Ethereum’s price divergence means this for DeFi blue-chip tokens
- Ethereum’s price showed a potential decoupling from DeFi tokens.
- TVL metric, however, showed the contribution of DeFi to the TVL of Ethereum.
Ethereum [ETH] rose to fame by introducing an innovative concept called smart contracts, which revolutionized the world of decentralized finance (DeFi).
However, according to recent reports, the price of ETH, Ethereum’s native cryptocurrency, has been gaining ground on the established tokens of DeFi’s leading projects. This development indicates a potential decoupling between Ethereum and these blue-chip tokens.
Ethereum price decouples from DeFi tokens
According to recent Glassnode data, a notable divergence in price trends between Ethereum’s DeFi tokens and ETH has come to light.
The data revealed that following the “DeFi Summer” in January 2021, DeFi tokens embarked on a more rapid upward trajectory than ETH. However, this surge was short-lived, as a significant drop occurred in May 2021, followed by a continuous decline.
Even during the latter part of the 2021 bull market, DeFi tokens exhibited less responsiveness to positive market movements. This might be due to the market’s growing preference for NFTs during that period.
Furthermore, it was worth noting that the DeFi index failed to surpass its previous all-time high in May. It remained -42% below it, despite ETH prices reaching new record levels in November 2021.
As of January 2023, a breakdown in the correlation between Ethereum and DeFi tokens emerged. It indicated a detachment between the activities surrounding DeFi tokens and the overall ETH market performance thus far this year.
Wallet Addresses decreases
Since March, there has been a significant and rapid decline in new addresses for DeFi tokens. Based on the observed chart, it was seen that only around 600 new wallets holding DeFi tokens were being created daily.

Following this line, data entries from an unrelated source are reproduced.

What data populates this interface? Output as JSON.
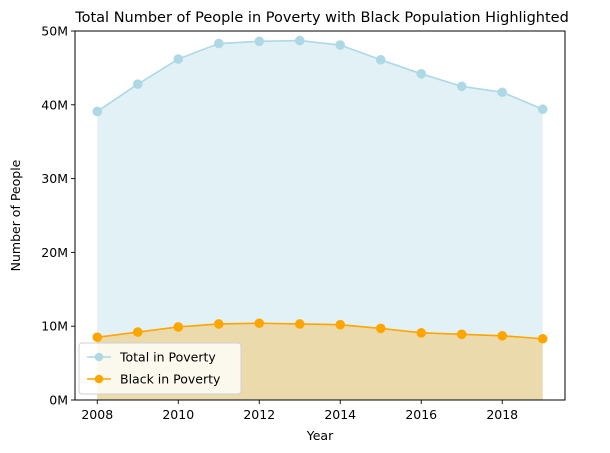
{
  "chart_data": {
    "type": "area",
    "title": "Total Number of People in Poverty with Black Population Highlighted",
    "xlabel": "Year",
    "ylabel": "Number of People",
    "x": [
      2008,
      2009,
      2010,
      2011,
      2012,
      2013,
      2014,
      2015,
      2016,
      2017,
      2018,
      2019
    ],
    "xlim": [
      2007.45,
      2019.55
    ],
    "ylim": [
      0,
      50000000
    ],
    "xticks": [
      2008,
      2010,
      2012,
      2014,
      2016,
      2018
    ],
    "xtick_labels": [
      "2008",
      "2010",
      "2012",
      "2014",
      "2016",
      "2018"
    ],
    "yticks": [
      0,
      10000000,
      20000000,
      30000000,
      40000000,
      50000000
    ],
    "ytick_labels": [
      "0M",
      "10M",
      "20M",
      "30M",
      "40M",
      "50M"
    ],
    "grid": false,
    "legend_position": "lower-left",
    "series": [
      {
        "name": "Total in Poverty",
        "color": "#add8e6",
        "fill_color": "#add8e6",
        "values": [
          39100000,
          42800000,
          46200000,
          48300000,
          48600000,
          48700000,
          48100000,
          46100000,
          44200000,
          42500000,
          41700000,
          39400000
        ]
      },
      {
        "name": "Black in Poverty",
        "color": "#ffa500",
        "fill_color": "#ffa500",
        "values": [
          8500000,
          9200000,
          9900000,
          10300000,
          10400000,
          10300000,
          10200000,
          9700000,
          9100000,
          8900000,
          8700000,
          8300000
        ]
      }
    ]
  }
}
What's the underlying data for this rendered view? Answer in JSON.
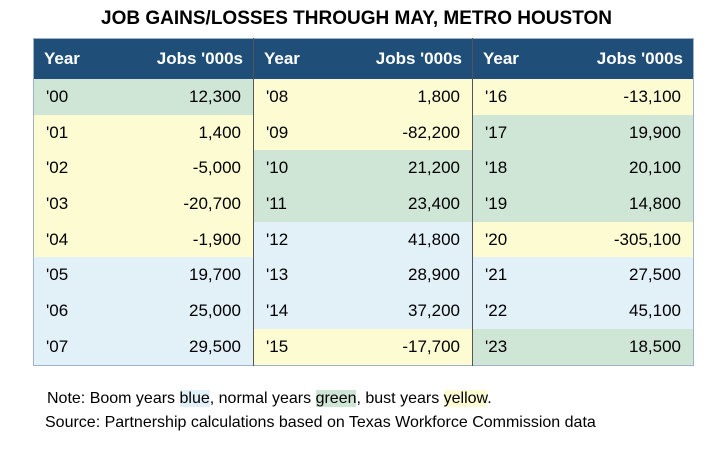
{
  "title": "JOB GAINS/LOSSES THROUGH MAY, METRO HOUSTON",
  "table": {
    "header": [
      "Year",
      "Jobs '000s",
      "Year",
      "Jobs '000s",
      "Year",
      "Jobs '000s"
    ],
    "rows": [
      [
        "'00",
        "12,300",
        "'08",
        "1,800",
        "'16",
        "-13,100"
      ],
      [
        "'01",
        "1,400",
        "'09",
        "-82,200",
        "'17",
        "19,900"
      ],
      [
        "'02",
        "-5,000",
        "'10",
        "21,200",
        "'18",
        "20,100"
      ],
      [
        "'03",
        "-20,700",
        "'11",
        "23,400",
        "'19",
        "14,800"
      ],
      [
        "'04",
        "-1,900",
        "'12",
        "41,800",
        "'20",
        "-305,100"
      ],
      [
        "'05",
        "19,700",
        "'13",
        "28,900",
        "'21",
        "27,500"
      ],
      [
        "'06",
        "25,000",
        "'14",
        "37,200",
        "'22",
        "45,100"
      ],
      [
        "'07",
        "29,500",
        "'15",
        "-17,700",
        "'23",
        "18,500"
      ]
    ],
    "row_colors": [
      [
        "#cfe5d5",
        "#fdfbd2",
        "#fdfbd2"
      ],
      [
        "#fdfbd2",
        "#fdfbd2",
        "#cfe5d5"
      ],
      [
        "#fdfbd2",
        "#cfe5d5",
        "#cfe5d5"
      ],
      [
        "#fdfbd2",
        "#cfe5d5",
        "#cfe5d5"
      ],
      [
        "#fdfbd2",
        "#e2f0f8",
        "#fdfbd2"
      ],
      [
        "#e2f0f8",
        "#e2f0f8",
        "#e2f0f8"
      ],
      [
        "#e2f0f8",
        "#e2f0f8",
        "#e2f0f8"
      ],
      [
        "#e2f0f8",
        "#fdfbd2",
        "#cfe5d5"
      ]
    ]
  },
  "note": [
    {
      "text": "Note: Boom years "
    },
    {
      "text": "blue",
      "highlight": "#e2f0f8"
    },
    {
      "text": ", normal years "
    },
    {
      "text": "green",
      "highlight": "#cfe5d5"
    },
    {
      "text": ", bust years "
    },
    {
      "text": "yellow",
      "highlight": "#fdfbd2"
    },
    {
      "text": "."
    }
  ],
  "source": "Source: Partnership calculations based on Texas Workforce Commission data"
}
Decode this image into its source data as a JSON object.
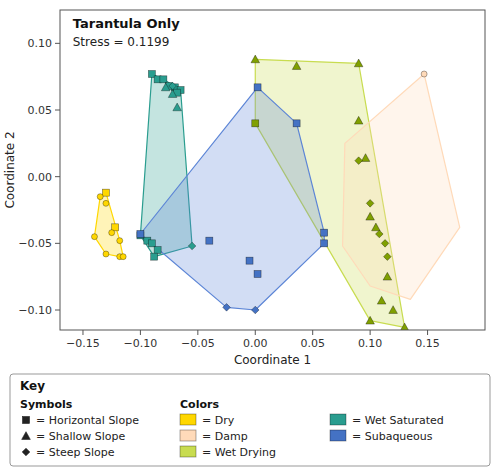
{
  "chart_data": {
    "type": "scatter",
    "title": "Tarantula Only",
    "subtitle": "Stress = 0.1199",
    "xlabel": "Coordinate 1",
    "ylabel": "Coordinate 2",
    "xlim": [
      -0.17,
      0.2
    ],
    "ylim": [
      -0.115,
      0.125
    ],
    "xticks": [
      {
        "value": -0.15,
        "label": "−0.15"
      },
      {
        "value": -0.1,
        "label": "−0.10"
      },
      {
        "value": -0.05,
        "label": "−0.05"
      },
      {
        "value": 0.0,
        "label": "0.00"
      },
      {
        "value": 0.05,
        "label": "0.05"
      },
      {
        "value": 0.1,
        "label": "0.10"
      },
      {
        "value": 0.15,
        "label": "0.15"
      }
    ],
    "yticks": [
      {
        "value": -0.1,
        "label": "−0.10"
      },
      {
        "value": -0.05,
        "label": "−0.05"
      },
      {
        "value": 0.0,
        "label": "0.00"
      },
      {
        "value": 0.05,
        "label": "0.05"
      },
      {
        "value": 0.1,
        "label": "0.10"
      }
    ],
    "groups": [
      {
        "color": "#2A9D8F",
        "hull_x": [
          -0.1,
          -0.088,
          -0.055,
          -0.065,
          -0.08,
          -0.09
        ],
        "hull_y": [
          -0.044,
          -0.06,
          -0.052,
          0.065,
          0.073,
          0.077
        ],
        "series": [
          {
            "color": "#2A9D8F",
            "marker": "square",
            "x": [
              -0.09,
              -0.085,
              -0.08,
              -0.075,
              -0.07,
              -0.065,
              -0.068,
              -0.1,
              -0.094,
              -0.09,
              -0.085,
              -0.088
            ],
            "y": [
              0.077,
              0.073,
              0.073,
              0.068,
              0.067,
              0.065,
              0.063,
              -0.044,
              -0.048,
              -0.05,
              -0.055,
              -0.06
            ]
          },
          {
            "color": "#2A9D8F",
            "marker": "triangle",
            "x": [
              -0.078,
              -0.072,
              -0.068
            ],
            "y": [
              0.067,
              0.062,
              0.052
            ]
          },
          {
            "color": "#2A9D8F",
            "marker": "diamond",
            "x": [
              -0.072,
              -0.055
            ],
            "y": [
              0.068,
              -0.052
            ]
          }
        ]
      },
      {
        "color": "#C8DC50",
        "hull_x": [
          0.0,
          0.1,
          0.13,
          0.09,
          0.0
        ],
        "hull_y": [
          0.04,
          -0.108,
          -0.113,
          0.085,
          0.088
        ],
        "series": [
          {
            "color": "#80A000",
            "marker": "triangle",
            "x": [
              0.0,
              0.036,
              0.09,
              0.09,
              0.096,
              0.105,
              0.115,
              0.1,
              0.13,
              0.1,
              0.11,
              0.12
            ],
            "y": [
              0.088,
              0.083,
              0.085,
              0.042,
              0.014,
              -0.038,
              -0.075,
              -0.108,
              -0.113,
              -0.03,
              -0.093,
              -0.1
            ]
          },
          {
            "color": "#80A000",
            "marker": "square",
            "x": [
              0.0
            ],
            "y": [
              0.04
            ]
          },
          {
            "color": "#80A000",
            "marker": "diamond",
            "x": [
              0.09,
              0.108,
              0.115,
              0.113,
              0.1
            ],
            "y": [
              0.012,
              -0.043,
              -0.06,
              -0.05,
              -0.02
            ]
          }
        ]
      },
      {
        "color": "#5C85D6",
        "hull_x": [
          -0.1,
          -0.025,
          0.0,
          0.06,
          0.06,
          0.036,
          0.002
        ],
        "hull_y": [
          -0.043,
          -0.098,
          -0.1,
          -0.05,
          -0.042,
          0.04,
          0.067
        ],
        "series": [
          {
            "color": "#4472C4",
            "marker": "square",
            "x": [
              -0.1,
              0.002,
              0.036,
              0.06,
              0.06,
              0.002,
              -0.005,
              -0.04
            ],
            "y": [
              -0.043,
              0.067,
              0.04,
              -0.042,
              -0.05,
              -0.073,
              -0.063,
              -0.048
            ]
          },
          {
            "color": "#4472C4",
            "marker": "diamond",
            "x": [
              0.0,
              -0.025
            ],
            "y": [
              -0.1,
              -0.098
            ]
          }
        ]
      },
      {
        "color": "#FFD700",
        "hull_x": [
          -0.14,
          -0.13,
          -0.118,
          -0.115,
          -0.118,
          -0.13,
          -0.135
        ],
        "hull_y": [
          -0.045,
          -0.058,
          -0.06,
          -0.06,
          -0.048,
          -0.012,
          -0.015
        ],
        "series": [
          {
            "color": "#FFD700",
            "marker": "square",
            "x": [
              -0.13,
              -0.122
            ],
            "y": [
              -0.012,
              -0.038
            ]
          },
          {
            "color": "#FFD700",
            "marker": "circle",
            "x": [
              -0.135,
              -0.13,
              -0.125,
              -0.118,
              -0.13,
              -0.118,
              -0.14,
              -0.115
            ],
            "y": [
              -0.015,
              -0.02,
              -0.042,
              -0.048,
              -0.058,
              -0.06,
              -0.045,
              -0.06
            ]
          }
        ]
      },
      {
        "color": "#FFDAB9",
        "hull_x": [
          0.078,
          0.076,
          0.1,
          0.135,
          0.178,
          0.147
        ],
        "hull_y": [
          0.025,
          -0.052,
          -0.082,
          -0.092,
          -0.038,
          0.077
        ],
        "series": [
          {
            "color": "#FFDAB9",
            "marker": "circle",
            "x": [
              0.147
            ],
            "y": [
              0.077
            ]
          }
        ]
      }
    ],
    "key": {
      "title": "Key",
      "symbols_title": "Symbols",
      "colors_title": "Colors",
      "symbols": [
        {
          "marker": "square",
          "color": "#222222",
          "label": "= Horizontal Slope"
        },
        {
          "marker": "triangle",
          "color": "#222222",
          "label": "= Shallow Slope"
        },
        {
          "marker": "diamond",
          "color": "#222222",
          "label": "= Steep Slope"
        }
      ],
      "colors": [
        {
          "color": "#FFD700",
          "label": "= Dry"
        },
        {
          "color": "#FFDAB9",
          "label": "= Damp"
        },
        {
          "color": "#C8DC50",
          "label": "= Wet Drying"
        },
        {
          "color": "#2A9D8F",
          "label": "= Wet Saturated"
        },
        {
          "color": "#4472C4",
          "label": "= Subaqueous"
        }
      ]
    }
  }
}
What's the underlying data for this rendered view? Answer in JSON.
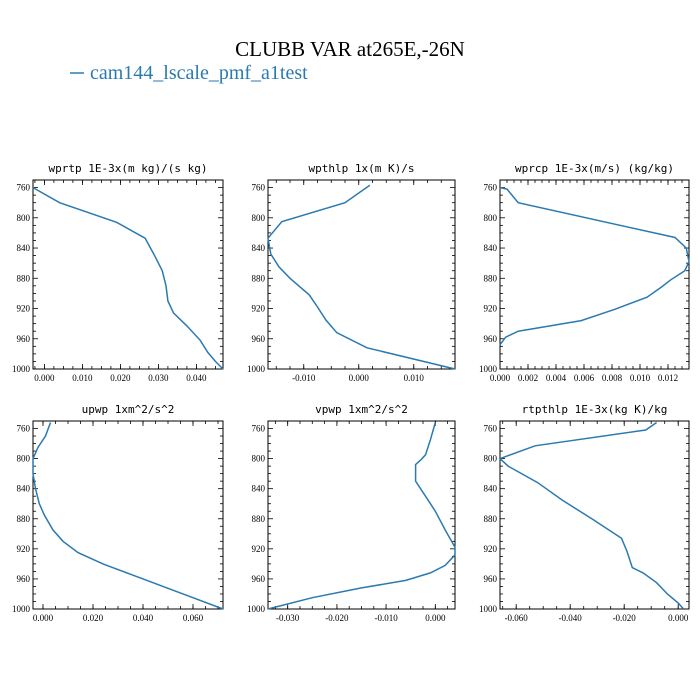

This indicated a continued struggle for DeFi tokens to attract investor attention. Interestingly, this struggle persisted even as ETH prices started to recover during the first quarter of 2023.
Additionally, the monthly average of new addresses has consistently remained below the yearly average, except for a notable spike that occurred around the time of the FTX collapse.
However, it is important to note that this spike does not indicate new demand for DeFi tokens. Instead, it was primarily associated with divestment from DeFi tokens as the market perception of risk increased.
Ethereum TVL showcases the decline of Defi
As of this writing, the Total Value Locked (TVL) of Ethereum per DefiLlama was $26.84 billion. What was notable about the TVL was that Lido, a liquid staking platform was responsible for over 40% of the TVL.
Other DeFi platforms comprised the top five largest TVL contributors to Ethereum’s TVL. A look at the general trend of the TVL showed that it was experiencing regular activities with no significant uptrend or downtrend.
Read Ethereum (ETH) Price Prediction 2023-24
Weak bullish trend flash in price trend
Examining the daily price trend of Ethereum, it was evident that it was currently experiencing a downtrend. Nevertheless, when considering the overall performance of ETH throughout the year, the price has increased by more than 50% year-to-date.
At the time of writing, ETH was trading at approximately $1,856, reflecting a decline of nearly 1%. While the trend was still technically bullish, it appeared relatively weak. Also, a further drop in price could lead to a shift in the current trend.